BMI, a FitchSolutions Company
- Company type: Subsidiary
- Industry: Financial services; Research;
- Founded: 1984
- Headquarters: 30 North Colonnade, Canary Wharf, London, England, United Kingdom
- Products: Daily Views, Research and Analysis, Data and Forecasting, Analyst Access
- Number of employees: ~500
- Website: www.fitchsolutions.com/bmi

= BMI (company) =

British multinational research firm

BMI is a British multinational research firm and subsidiary of Fitch Solutions that provides macroeconomic, industry and financial market analysis, covering 22 industries and 200 global markets. It was founded in 1984 as Business Monitor International and in 2014 was acquired by Fitch Group. On July 30, 2018, BMI Research was integrated into Fitch Solutions as Fitch Solutions Macro Research and since 2023 has traded as BMI Country Risk and Industry Analysis. It has offices in London, Manchester, New York, Pretoria and Singapore.

==History==
BMI Research was founded in 1984 as Business Monitor International by Richard Londesborough and Jonathan Feroze with an initial focus on Latin America. By 1994 it was producing 10 monitor newsletters and 25 business forecast reports.

In 1997, the company (then known as Business Monitor International) won the Queen's Award for export.

International office expansion began in 2008 with Singapore, followed in 2009 by New York, and in 2010 with Pretoria. In 2012, the company acquired Espicom Business Intelligence, "a UK-based company with a 30-year pedigree providing business intelligence on Medical Devices, Pharmaceuticals & Healthcare and Therapeutics across global markets".

On September 9, 2009, the company "received a substantial, non-controlling equity investment from Spectrum Equity Investors", which the private equity firm held until March 14, 2014, when Fitch Group announced that it had acquired the company (then still called Business Monitor International). In June, 2014, Richard Hall
 was appointed as CEO, and the firm re-branded as BMI Research in March, 2015. Richard Hall left the company in October 2015.

On July 30, 2018, BMI Research was integrated into Fitch Solutions as Fitch Solutions Macro Research.

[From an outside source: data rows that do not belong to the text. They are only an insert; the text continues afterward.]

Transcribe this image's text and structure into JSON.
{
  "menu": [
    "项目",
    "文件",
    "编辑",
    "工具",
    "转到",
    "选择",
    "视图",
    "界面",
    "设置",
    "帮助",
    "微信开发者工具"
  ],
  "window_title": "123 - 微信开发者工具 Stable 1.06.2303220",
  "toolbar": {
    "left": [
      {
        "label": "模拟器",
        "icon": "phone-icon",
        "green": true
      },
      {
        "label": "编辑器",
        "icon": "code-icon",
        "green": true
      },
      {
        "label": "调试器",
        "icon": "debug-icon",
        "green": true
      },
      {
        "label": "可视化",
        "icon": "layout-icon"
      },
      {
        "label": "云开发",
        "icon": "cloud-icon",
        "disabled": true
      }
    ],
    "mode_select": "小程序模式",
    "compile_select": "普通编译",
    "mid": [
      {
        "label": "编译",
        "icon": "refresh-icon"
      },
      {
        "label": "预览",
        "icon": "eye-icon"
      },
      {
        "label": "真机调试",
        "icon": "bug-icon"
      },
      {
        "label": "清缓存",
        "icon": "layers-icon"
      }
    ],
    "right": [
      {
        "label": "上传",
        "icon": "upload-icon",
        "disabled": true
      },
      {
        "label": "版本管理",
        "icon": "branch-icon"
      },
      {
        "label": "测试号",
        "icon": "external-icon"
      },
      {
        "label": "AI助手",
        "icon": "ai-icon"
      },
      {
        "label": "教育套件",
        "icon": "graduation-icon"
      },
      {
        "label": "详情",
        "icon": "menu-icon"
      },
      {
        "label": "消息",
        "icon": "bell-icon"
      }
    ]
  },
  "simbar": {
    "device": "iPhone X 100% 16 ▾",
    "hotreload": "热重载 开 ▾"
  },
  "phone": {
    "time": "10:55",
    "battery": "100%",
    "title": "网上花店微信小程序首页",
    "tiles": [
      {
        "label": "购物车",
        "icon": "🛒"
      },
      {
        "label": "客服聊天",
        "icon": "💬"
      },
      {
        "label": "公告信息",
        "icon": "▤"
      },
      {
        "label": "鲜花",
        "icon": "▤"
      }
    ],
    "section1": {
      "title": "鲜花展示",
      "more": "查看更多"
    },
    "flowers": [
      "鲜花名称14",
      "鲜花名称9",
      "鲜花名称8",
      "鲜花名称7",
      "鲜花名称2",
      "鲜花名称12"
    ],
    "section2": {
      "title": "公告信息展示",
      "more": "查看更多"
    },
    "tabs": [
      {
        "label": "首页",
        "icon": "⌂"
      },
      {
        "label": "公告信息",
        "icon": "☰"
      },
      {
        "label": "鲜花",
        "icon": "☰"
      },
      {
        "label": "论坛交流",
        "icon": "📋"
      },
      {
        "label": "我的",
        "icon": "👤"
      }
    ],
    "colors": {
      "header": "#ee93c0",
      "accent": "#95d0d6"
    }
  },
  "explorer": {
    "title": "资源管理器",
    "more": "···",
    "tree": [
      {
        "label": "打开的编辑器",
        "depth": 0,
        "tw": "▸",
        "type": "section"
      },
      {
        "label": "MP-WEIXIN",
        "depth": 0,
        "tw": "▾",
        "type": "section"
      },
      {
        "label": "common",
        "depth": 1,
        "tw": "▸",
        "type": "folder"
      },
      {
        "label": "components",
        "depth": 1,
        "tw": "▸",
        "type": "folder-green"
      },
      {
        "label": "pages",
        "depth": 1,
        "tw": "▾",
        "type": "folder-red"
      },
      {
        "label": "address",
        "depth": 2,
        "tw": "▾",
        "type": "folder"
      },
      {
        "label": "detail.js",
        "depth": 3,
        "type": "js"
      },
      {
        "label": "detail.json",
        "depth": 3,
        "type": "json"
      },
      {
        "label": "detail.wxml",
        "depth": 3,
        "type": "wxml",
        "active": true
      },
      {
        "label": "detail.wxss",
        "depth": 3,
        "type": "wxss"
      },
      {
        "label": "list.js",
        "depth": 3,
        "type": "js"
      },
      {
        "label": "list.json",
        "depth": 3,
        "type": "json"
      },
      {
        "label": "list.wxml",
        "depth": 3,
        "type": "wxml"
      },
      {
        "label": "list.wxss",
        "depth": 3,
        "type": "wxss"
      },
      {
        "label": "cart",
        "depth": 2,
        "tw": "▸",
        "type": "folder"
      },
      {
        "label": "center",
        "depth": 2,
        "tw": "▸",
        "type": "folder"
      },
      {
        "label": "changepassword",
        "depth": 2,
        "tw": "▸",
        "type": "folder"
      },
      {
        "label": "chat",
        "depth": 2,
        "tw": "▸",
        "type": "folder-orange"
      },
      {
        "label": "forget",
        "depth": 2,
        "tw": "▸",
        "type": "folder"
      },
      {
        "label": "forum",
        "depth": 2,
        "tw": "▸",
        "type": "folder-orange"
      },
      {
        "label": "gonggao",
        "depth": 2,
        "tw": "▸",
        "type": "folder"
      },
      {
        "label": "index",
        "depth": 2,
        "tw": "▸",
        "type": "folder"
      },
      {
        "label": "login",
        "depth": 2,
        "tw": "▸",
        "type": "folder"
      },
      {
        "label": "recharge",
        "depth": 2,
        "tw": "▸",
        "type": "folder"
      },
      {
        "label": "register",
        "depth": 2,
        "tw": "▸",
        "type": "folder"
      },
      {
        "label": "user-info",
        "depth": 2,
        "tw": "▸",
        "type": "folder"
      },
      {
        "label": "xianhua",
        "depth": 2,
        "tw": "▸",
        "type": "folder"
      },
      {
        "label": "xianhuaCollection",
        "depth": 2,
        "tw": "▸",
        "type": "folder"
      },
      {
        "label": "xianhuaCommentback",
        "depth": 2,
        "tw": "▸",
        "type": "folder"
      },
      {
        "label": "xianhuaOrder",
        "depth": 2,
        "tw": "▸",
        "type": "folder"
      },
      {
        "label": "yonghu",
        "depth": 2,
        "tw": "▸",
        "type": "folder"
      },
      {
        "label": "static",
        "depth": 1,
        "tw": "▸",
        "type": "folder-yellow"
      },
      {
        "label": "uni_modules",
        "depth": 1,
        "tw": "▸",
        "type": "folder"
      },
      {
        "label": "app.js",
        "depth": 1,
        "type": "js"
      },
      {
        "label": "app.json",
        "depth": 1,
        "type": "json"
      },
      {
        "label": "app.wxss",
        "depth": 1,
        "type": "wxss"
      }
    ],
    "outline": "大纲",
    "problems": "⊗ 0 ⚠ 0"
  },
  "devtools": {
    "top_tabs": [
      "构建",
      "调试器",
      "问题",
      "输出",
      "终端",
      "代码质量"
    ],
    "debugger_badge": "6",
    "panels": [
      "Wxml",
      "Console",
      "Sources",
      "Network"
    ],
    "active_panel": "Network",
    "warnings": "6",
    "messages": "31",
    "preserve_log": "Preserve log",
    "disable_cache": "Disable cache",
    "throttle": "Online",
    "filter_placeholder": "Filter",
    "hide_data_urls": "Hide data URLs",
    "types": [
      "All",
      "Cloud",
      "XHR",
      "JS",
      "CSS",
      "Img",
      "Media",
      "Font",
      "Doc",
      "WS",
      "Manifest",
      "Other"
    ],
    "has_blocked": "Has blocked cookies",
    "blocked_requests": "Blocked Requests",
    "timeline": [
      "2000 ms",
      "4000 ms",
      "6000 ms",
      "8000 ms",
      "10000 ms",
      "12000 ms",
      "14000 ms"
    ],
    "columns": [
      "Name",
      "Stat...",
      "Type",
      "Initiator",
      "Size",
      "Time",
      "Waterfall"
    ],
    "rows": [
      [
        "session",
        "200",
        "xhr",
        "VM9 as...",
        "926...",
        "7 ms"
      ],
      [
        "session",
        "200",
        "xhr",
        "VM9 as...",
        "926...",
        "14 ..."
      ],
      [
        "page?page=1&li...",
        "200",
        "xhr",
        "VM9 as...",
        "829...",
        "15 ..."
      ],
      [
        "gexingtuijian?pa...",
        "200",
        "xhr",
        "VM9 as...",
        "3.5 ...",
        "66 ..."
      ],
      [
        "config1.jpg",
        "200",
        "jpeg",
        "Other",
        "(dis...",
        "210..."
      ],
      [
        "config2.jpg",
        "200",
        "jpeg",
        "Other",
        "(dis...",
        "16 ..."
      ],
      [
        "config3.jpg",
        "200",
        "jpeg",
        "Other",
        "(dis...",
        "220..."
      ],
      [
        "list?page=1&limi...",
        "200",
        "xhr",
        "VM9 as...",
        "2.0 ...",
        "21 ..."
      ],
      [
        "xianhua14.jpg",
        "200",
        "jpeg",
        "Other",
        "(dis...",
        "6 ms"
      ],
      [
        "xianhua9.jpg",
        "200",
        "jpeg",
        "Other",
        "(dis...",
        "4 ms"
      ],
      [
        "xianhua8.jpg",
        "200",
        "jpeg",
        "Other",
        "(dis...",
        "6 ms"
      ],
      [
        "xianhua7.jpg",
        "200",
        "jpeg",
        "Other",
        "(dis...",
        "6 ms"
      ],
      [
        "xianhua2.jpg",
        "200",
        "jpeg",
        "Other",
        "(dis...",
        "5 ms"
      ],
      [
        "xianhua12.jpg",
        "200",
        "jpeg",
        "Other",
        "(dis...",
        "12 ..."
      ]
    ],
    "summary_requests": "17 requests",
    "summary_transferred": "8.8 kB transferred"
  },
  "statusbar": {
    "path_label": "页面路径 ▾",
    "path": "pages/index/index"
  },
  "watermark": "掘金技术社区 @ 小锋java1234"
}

Since 2023, the company has traded as BMI Country Risk and Industry Analysis or BMI, a FitchSolutions company.

==Clients==
BMI's clients included corporations, investment banks, financial institutions, governments and academic institutions; among the academic institutions that subscribed to BMI Research were Cornell University, Nanyang Technological University, National University of Singapore, Northeastern University, San Diego State University, Stanford University, University of Alberta, University of Auckland, University of Melbourne, University of Minnesota, The University of Western Ontario,
 and others.

==Products==
BMI offers daily views, research and analysis, data and forecasting, and analyst access across the following areas:
- Country Risk - Europe, Middle East and North Africa, Sub-Saharan Africa, Asia-Pacific, North America, Latin America
- Industry Research - Agribusiness, Automobiles, Banking, Consumer & Retail, Consumer Electronics, Crime, Defence & Security, Education & Labour, Food & Drink, Healthcare, Information Technology, Infrastructure, Insurance, Medical Devices, Metals & Mining, Oil & Gas, Petrochemicals, Pharmaceuticals, Power & Renewables, Real Estate, Telecommunications, Tourism, Trade & Investment Risk
- Commodity Price Forecasting - gold, copper, nickel, aluminium, lead, tin, zinc, iron ore, steel, crude oil, natural gas, thermal coal, coking coal, cocoa, coffee, sugar, milk, wheat, corn, soybean, palm oil, rice, cotton
- Operational Risk
- Advisory
- ESG Country (launched in 2024)
- Politics & GeoQuant (launched in 2024)
- Energy Transition (launched in 2024)

==Influence==

BMI regularly offers commentary and analysis in the media, and the company's analysts have been quoted in media outlets such as Associated Press, Bloomberg News, CNBC, The Daily Telegraph, The Diplomat, Financial Times, Fortune (magazine), The Globe and Mail, Infrastructure Investor, Institutional Investor (magazine), The Japan Times, Le Monde, Reuters, The Wall Street Journal, and The Washington Post.